Jesse também está de pijama, assim como o meu, porém masculino. Calças de moletom azul naval e uma regata branca amarrotada deixando seus braços cicatrizados à mostra. Mas agora que eu já sabia de toda a verdade ele parecia não se incomodar que eu as visse.

Ele sentou atrás do piano deslizando a ponta dos dedos sobre o teclado. Jesse viu que eu ainda estava parada na porta de entrada, então ele sorriu de um jeito cativante, afastou-se e bateu a mão no espaço vazio ao seu lado, indicando que eu me sentasse ali.

Na mesma hora em que me sentei, estranhamente descontável por sermos só os dois acordados pela madruga em todo o internato, senti o cheio do seu perfume másculo. Uma fragrância leve e refrescante.

— É tudo muito simples. Preste a atenção. – ele voltou os olhos para o teclado. — Primeiro vem os acordes.

Muito calmamente Jesse passou passo a passo verbalmente mostrando a maneira correta que eu deveria fazer. Muito paciente, logo depois que ele ensinava uma tapa, pedia que tentasse fazer igual ou mais ou menos parecida da maneira como eu podia me lembrar de tudo que ele me dissera.

Mas eu sou realmente um desastre e não tenho muita paciência.

— Ah não! Chega. Não consigo!

— Nada disso – ele protestou, me olhando feio. Quase como uma careta que um pai faz a um filho indisciplinado. — É assim, veja.

Delicadamente Jesse pegou as minhas duas mãos e posicional sobre o teclado. Fiquei muito surpresa e senti algo estranho se revirando dentro de mim tamanha a intimidade em que ele guiava minhas mãos com as suas por cima. Enquanto nos movíamos juntos, percebi que prendia a respiração e pior que isso, não prestava a atenção em nada além de traçar meus olhos por toda extensão do seu antebraço e ver mais uma vez suas cicatrizes.

— Sua namorada não gostaria em nada de ver essa cena.

Minha piadinha o atingiu em cheio e no mesmo momento ele parou o que fazia e se afastou de mim. Instantaneamente me arrependi do que disse, fazia tanto frio ali, que eu não queria que ele se afastasse por nada.

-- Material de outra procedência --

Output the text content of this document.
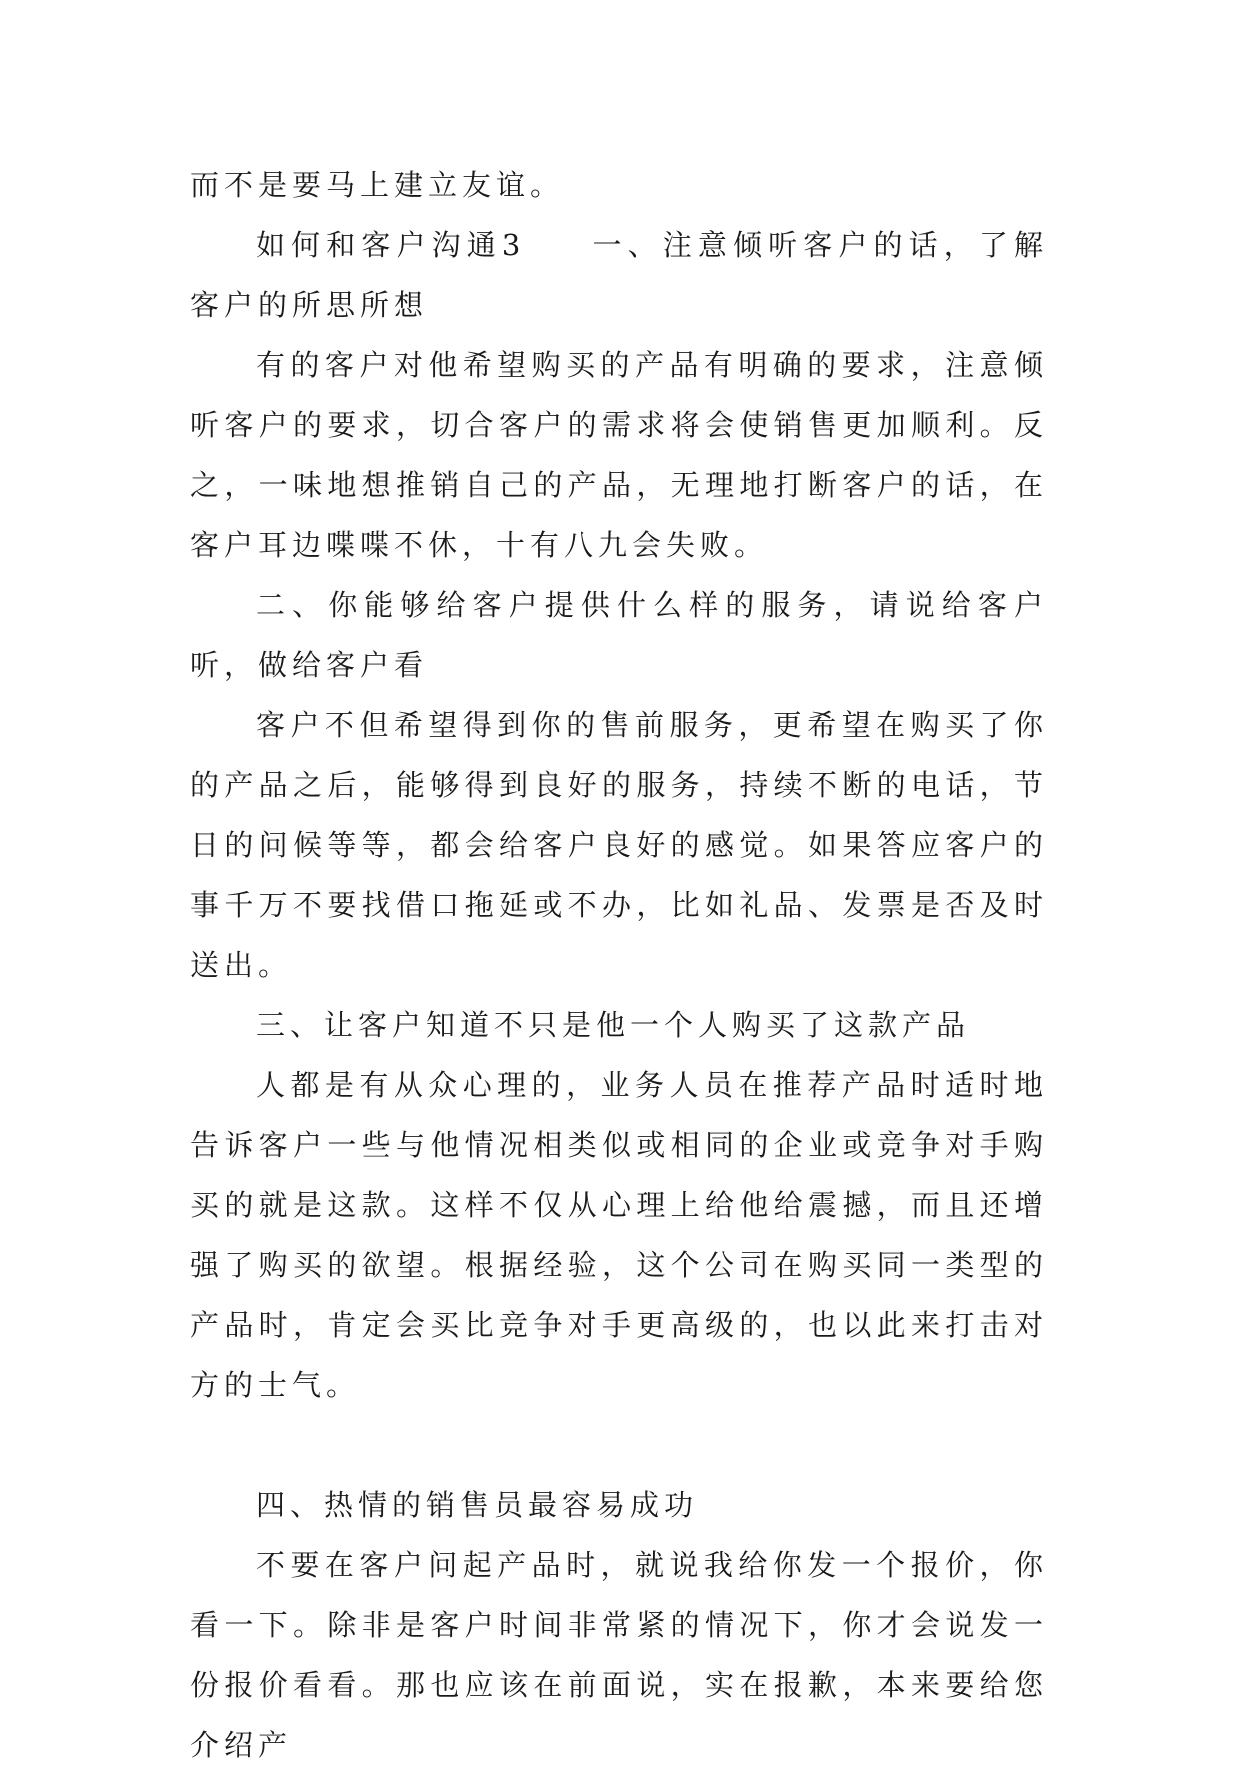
而不是要马上建立友谊。

如何和客户沟通3 一、注意倾听客户的话，了解客户的所思所想

有的客户对他希望购买的产品有明确的要求，注意倾听客户的要求，切合客户的需求将会使销售更加顺利。反之，一味地想推销自己的产品，无理地打断客户的话，在客户耳边喋喋不休，十有八九会失败。

二、你能够给客户提供什么样的服务，请说给客户听，做给客户看

客户不但希望得到你的售前服务，更希望在购买了你的产品之后，能够得到良好的服务，持续不断的电话，节日的问候等等，都会给客户良好的感觉。如果答应客户的事千万不要找借口拖延或不办，比如礼品、发票是否及时送出。

三、让客户知道不只是他一个人购买了这款产品

人都是有从众心理的，业务人员在推荐产品时适时地告诉客户一些与他情况相类似或相同的企业或竞争对手购买的就是这款。这样不仅从心理上给他给震撼，而且还增强了购买的欲望。根据经验，这个公司在购买同一类型的产品时，肯定会买比竞争对手更高级的，也以此来打击对方的士气。

四、热情的销售员最容易成功

不要在客户问起产品时，就说我给你发一个报价，你看一下。除非是客户时间非常紧的情况下，你才会说发一份报价看看。那也应该在前面说，实在报歉，本来要给您介绍产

— Desculpe. – pedi baixinho, sentindo o rosto queimar.

— Tudo bem. Você tem razão. Alexa não gostaria de ver isso.

Engoli em seco.

— Se bem que não somos nada além de bons amigos. – digo.

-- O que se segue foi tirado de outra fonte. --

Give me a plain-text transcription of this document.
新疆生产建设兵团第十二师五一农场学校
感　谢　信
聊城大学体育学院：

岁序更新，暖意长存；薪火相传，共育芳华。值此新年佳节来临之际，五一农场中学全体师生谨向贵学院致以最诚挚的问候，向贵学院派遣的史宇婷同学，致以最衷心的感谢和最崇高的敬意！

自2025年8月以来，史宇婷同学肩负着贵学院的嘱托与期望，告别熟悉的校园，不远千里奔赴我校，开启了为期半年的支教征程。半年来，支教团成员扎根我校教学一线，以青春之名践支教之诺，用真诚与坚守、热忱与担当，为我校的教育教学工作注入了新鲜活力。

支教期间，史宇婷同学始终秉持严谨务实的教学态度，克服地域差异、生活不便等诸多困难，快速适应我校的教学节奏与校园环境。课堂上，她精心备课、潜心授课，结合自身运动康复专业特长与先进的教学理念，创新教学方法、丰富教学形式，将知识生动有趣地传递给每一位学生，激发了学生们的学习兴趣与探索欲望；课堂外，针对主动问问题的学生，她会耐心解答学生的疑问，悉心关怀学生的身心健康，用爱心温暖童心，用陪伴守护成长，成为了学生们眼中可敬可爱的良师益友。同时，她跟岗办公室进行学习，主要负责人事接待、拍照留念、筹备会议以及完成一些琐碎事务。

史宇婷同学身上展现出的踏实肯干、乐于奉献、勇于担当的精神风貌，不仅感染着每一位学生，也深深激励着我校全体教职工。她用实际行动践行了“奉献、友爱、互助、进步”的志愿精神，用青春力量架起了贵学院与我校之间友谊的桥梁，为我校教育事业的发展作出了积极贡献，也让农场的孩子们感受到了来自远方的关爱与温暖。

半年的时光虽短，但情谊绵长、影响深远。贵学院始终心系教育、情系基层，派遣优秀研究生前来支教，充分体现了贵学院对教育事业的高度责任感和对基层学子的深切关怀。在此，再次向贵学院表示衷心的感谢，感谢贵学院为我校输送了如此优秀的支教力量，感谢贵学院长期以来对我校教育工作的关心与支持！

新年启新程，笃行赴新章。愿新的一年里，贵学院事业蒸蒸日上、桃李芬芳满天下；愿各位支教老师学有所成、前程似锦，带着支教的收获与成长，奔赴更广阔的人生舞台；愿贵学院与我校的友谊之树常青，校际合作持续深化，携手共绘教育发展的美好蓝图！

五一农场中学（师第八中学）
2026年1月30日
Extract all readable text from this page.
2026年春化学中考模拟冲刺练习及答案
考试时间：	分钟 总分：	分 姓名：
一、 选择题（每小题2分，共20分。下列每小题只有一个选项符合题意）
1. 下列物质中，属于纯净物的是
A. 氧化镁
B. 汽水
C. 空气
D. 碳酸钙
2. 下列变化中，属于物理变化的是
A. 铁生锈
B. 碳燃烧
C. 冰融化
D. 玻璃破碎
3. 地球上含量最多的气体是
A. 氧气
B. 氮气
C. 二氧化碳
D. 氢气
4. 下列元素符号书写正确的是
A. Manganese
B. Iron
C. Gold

— É. Outra vez você tem razão. – ele sorri diminuindo a tensão.

Jesse coça a cabeça rapidamente deixando seus cabelos claros ainda mais bagunçados. E ele volta a sentar-se ao meu lado.

— Porque não toca alguma coisa pra mim?

Tudo pareceu plenamente perfeito quando decifrei a música que ele tocava em sintonia com a chuva fraca lá fora.

November Rain do Guns N’ Rose

A letra da música parecia adequada para o momento.

— Qual é porque dessa essa música? – perguntei sem rodeios, logo após ele finaliza-la.

Perguntei por que chovia e também porque é novembro. Obvio.

— Hayley, nem tudo na vida tem um por que. Hoje estou feliz por estar onde estou. E amanhã não importa.

Mas pra mim importa, tive vontade de dizer.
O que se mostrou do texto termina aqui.